Juggling Social Media and Multitasking can be a great Circus Act or a Cognitive Disaster.


Bradberry and Amicucci express the great ways to utilize social media and warnings on not juggling much to avoid negative cognitive effects.

This week’s articles were pretty interesting and provided a wealth of knowledge in our usage of tools and productivity towards my daily and academic life.

I began with Amicucci’s “Four things Social Media can teach you about College Writing” and then flipped over to Bradberry’s “Multitasking damages Your Brain and Career, New studies suggest”. I’ve been an avid multitasker for more than 10 years being a mom of 3, model, educator, college student and entrepreneur-amongst a host of other things. Despite all of these amazing ‘plates’ I juggle; I pride myself on being able to multitask without forgetting the important stuff.

After reading Bradberry’s article though, I’m thinking about specifically putting that phone away to browse social media and emails while composing my finest college blogs and assignments. Although, Amicucci informed us of four amazing ways to apply the views and ideas of social media to our daily lives as writers and just overall humans; Bradberry scares the crap out of us to focus on one darn thing at a time. Even though picking up our cellphones, scrolling and reading sounds like a great recipe to concoct a few great writing assignments; it’s slowly killing our performance and damaging our brain. Now I can’t lie, I do thee above like clockwork when I’m doing homework. Especially when I tip toe towards good ol’ Writer’s Block.

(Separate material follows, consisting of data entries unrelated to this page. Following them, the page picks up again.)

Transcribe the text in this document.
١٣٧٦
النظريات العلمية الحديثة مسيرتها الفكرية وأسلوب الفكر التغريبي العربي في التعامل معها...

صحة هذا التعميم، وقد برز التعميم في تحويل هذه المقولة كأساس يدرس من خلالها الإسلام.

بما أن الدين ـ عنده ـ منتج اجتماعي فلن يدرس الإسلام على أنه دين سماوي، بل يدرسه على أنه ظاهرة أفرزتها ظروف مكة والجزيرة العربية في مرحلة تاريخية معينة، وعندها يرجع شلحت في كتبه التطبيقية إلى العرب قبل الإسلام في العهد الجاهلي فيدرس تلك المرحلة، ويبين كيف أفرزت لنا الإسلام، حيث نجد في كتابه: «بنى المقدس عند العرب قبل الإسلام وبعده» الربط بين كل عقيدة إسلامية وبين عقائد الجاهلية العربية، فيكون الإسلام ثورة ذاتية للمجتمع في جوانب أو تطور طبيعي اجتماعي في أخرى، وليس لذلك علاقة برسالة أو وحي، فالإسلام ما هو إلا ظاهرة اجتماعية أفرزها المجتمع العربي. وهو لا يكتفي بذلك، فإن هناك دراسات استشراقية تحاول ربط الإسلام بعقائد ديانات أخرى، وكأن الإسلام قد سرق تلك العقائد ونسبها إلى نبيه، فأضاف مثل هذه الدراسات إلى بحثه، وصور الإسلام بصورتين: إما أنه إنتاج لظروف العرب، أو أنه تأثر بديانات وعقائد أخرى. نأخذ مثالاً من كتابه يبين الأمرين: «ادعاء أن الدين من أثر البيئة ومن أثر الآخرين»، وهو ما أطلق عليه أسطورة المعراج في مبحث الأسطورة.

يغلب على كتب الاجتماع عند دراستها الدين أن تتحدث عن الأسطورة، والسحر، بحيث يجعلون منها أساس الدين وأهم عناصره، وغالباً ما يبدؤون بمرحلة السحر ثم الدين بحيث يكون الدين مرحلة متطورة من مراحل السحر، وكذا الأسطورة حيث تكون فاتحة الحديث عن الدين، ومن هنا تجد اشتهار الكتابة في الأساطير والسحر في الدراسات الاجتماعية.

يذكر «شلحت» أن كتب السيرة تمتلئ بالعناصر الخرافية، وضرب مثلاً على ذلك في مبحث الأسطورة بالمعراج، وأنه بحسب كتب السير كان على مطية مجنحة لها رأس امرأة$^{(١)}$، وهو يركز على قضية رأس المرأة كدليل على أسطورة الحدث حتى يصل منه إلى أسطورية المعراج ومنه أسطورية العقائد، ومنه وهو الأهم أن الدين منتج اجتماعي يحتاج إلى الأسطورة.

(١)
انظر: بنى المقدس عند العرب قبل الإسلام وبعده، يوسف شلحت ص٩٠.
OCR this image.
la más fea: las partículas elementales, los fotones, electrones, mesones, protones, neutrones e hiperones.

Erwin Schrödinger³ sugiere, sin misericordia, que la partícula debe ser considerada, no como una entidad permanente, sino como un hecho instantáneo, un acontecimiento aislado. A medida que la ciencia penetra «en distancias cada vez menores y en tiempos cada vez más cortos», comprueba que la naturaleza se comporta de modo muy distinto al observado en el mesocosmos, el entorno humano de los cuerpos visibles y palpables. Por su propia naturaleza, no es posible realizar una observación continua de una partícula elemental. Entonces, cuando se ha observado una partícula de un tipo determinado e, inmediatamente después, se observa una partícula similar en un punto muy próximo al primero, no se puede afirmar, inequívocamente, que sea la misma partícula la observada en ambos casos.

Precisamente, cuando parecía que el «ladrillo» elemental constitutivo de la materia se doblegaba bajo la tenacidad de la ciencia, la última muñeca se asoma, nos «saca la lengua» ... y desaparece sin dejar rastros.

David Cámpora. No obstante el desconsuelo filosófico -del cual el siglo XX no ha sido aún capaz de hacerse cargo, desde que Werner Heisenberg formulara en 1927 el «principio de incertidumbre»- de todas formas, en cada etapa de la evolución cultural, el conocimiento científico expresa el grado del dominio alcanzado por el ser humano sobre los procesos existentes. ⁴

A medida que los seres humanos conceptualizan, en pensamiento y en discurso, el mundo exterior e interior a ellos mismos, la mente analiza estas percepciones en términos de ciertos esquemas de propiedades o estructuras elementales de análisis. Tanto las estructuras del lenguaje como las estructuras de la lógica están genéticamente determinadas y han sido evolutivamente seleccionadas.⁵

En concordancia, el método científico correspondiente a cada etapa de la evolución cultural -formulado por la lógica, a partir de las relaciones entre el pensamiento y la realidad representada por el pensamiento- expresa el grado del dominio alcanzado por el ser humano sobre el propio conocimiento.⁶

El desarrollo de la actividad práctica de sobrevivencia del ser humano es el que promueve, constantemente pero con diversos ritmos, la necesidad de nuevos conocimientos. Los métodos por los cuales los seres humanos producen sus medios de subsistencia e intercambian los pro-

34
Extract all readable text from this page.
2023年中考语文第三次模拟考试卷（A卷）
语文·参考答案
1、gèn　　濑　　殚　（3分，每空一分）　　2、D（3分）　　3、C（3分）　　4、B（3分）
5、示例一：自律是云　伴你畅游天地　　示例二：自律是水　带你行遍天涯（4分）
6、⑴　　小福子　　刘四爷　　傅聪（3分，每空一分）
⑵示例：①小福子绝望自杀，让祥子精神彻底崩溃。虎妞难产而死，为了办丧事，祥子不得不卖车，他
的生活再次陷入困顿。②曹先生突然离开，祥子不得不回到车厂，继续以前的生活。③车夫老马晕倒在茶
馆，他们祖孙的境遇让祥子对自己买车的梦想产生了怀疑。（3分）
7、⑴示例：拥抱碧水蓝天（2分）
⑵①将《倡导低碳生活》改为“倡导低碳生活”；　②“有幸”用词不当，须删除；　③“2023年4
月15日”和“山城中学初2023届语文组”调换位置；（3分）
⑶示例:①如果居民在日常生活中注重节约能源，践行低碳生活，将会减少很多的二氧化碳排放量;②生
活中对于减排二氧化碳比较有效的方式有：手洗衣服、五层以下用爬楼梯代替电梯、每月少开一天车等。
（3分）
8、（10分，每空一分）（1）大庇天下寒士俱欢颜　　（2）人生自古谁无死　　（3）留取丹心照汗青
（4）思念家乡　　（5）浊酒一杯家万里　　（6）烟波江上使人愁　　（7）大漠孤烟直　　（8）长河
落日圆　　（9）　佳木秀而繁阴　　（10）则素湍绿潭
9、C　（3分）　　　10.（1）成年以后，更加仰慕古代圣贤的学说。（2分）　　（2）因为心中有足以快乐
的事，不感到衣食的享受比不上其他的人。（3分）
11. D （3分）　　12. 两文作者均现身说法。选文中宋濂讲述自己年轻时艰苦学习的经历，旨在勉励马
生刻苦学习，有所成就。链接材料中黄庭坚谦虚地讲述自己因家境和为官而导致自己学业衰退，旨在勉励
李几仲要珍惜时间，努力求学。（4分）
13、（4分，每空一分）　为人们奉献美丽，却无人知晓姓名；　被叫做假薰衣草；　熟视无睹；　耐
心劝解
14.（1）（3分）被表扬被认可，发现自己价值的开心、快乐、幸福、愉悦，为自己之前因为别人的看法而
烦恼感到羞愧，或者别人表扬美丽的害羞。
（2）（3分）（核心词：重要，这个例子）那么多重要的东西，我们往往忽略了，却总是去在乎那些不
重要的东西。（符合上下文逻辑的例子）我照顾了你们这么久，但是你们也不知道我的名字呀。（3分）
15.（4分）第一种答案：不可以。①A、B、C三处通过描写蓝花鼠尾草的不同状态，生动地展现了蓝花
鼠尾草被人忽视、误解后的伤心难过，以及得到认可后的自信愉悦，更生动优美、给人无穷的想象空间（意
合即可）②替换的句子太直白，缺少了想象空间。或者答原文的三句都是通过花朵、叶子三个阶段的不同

In retrospect though, Michaela Ramirez provided me with quite a few ways to “prevent” pulling up to this ‘block’ and parking there for hours and hours, but as much as I’d like to avoid it; I don’t. I usually pick up my phone and head straight for social media as a ‘brain break’, watch TV, and chat with my kiddos at the same time. Not even realizing that my multitasking battery is up and yet I’m actually learning at the same darn time. From intertextuality within my lit IG posts to the interdiscursivity in my hashtags and opinion writing; I’ve unknowingly yet proudly joined yet another discourse I didn’t even plan to.

As great as this all sounds and as awesome of a multitasker that I am; I must slow these brain cells down and refrain from the juggling acts on a daily basis. There was a slight sigh of relief when Bradberry informed us that more research is needed to determine if actual physical damage of our brains occurs, however the negative effects are evident. I’d like to think that I’m sharper than a knife on most days, but if being a ‘master multitasker’ will eventually lower my IQ and cognitive abilities; I’ll pass.